Lucy Mangan, a columnist who often writes on “women’s issues” (and seems, disappointingly, to fear “being seen as one of those female columnists who only writes about periods ’n’ that”), recently wrote in an article for the magazine Stylist that she disagrees with the exemption of sanitary products from tax. She writes,
“this is not the time to be seeking this particular tax cut. This is the time to be demanding no cuts to disability benefits, no forcing jobseekers to work for nothing and effectively gifting giant corporations free labour by a government also hoping to backtrack on the 50p tax rate or no cuts to child benefit. Yes, it’d be lovely to live in a world without a 5% ‘luxury tax’ on something [essential]… But that world isn’t yet here, and is in fact probably receding at speed.”

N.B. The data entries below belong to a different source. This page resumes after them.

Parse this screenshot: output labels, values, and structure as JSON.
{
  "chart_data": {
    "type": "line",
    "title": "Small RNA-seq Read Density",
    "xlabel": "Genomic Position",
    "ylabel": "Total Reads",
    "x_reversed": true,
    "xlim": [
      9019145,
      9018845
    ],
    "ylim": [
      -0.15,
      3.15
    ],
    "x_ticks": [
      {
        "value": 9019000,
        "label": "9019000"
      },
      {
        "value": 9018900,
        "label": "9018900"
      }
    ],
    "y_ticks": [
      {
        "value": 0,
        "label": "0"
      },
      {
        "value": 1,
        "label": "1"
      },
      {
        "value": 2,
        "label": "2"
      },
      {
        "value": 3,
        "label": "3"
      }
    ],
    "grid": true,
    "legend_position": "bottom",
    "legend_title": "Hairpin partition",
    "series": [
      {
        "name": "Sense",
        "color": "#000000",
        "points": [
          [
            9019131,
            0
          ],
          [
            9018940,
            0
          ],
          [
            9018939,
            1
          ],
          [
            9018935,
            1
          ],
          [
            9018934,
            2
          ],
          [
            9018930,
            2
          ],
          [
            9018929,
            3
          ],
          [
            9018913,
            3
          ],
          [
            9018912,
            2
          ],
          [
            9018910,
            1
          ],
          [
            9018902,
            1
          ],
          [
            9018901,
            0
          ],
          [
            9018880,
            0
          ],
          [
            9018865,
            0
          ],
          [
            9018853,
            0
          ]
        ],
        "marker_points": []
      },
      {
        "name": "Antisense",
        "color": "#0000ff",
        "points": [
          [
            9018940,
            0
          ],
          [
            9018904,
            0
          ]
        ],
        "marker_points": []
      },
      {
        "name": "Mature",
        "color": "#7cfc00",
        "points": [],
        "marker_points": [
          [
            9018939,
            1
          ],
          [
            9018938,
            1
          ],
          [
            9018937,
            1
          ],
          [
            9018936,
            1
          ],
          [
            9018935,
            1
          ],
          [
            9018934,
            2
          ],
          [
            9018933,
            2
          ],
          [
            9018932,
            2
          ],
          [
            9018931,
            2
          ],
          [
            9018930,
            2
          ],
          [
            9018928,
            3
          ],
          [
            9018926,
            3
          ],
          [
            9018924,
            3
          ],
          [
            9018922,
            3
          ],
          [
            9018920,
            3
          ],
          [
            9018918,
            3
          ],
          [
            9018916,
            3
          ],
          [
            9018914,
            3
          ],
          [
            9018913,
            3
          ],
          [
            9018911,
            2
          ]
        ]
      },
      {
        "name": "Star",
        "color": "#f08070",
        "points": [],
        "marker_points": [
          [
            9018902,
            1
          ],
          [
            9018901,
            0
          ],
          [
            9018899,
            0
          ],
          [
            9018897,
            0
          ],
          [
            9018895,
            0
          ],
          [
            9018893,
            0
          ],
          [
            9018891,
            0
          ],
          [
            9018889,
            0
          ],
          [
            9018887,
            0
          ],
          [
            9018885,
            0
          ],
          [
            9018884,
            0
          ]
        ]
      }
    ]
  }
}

I refuse to concede, as Mangan does, that “that world isn’t yet here”. We are half the world. Of course there will always be issues that seem more prominent, more immediate, more relevant than the issues that follow us around once a month for forty years. And that, I truly believe, is exactly why we need to carry on campaigning, and to carry on speaking up and out, about the ongoing disparities we face everyday as women, whether it be financially or socially. If we shout loud enough, we can make the likes of Stephen McPartland, David Cameron, and even the Europe Union at large take notice. The inner workings of our pants are a ubiquitous and universal bloody issue!
I urge you to contact your local MP and raise this issue with him or her. (You can find contact details for your local MP here.) And why stop there? Find your local MEP (Member of European Parliament) here and get onto them too! As Harry Potter has shown us, a lot of letters can do a lot of magic.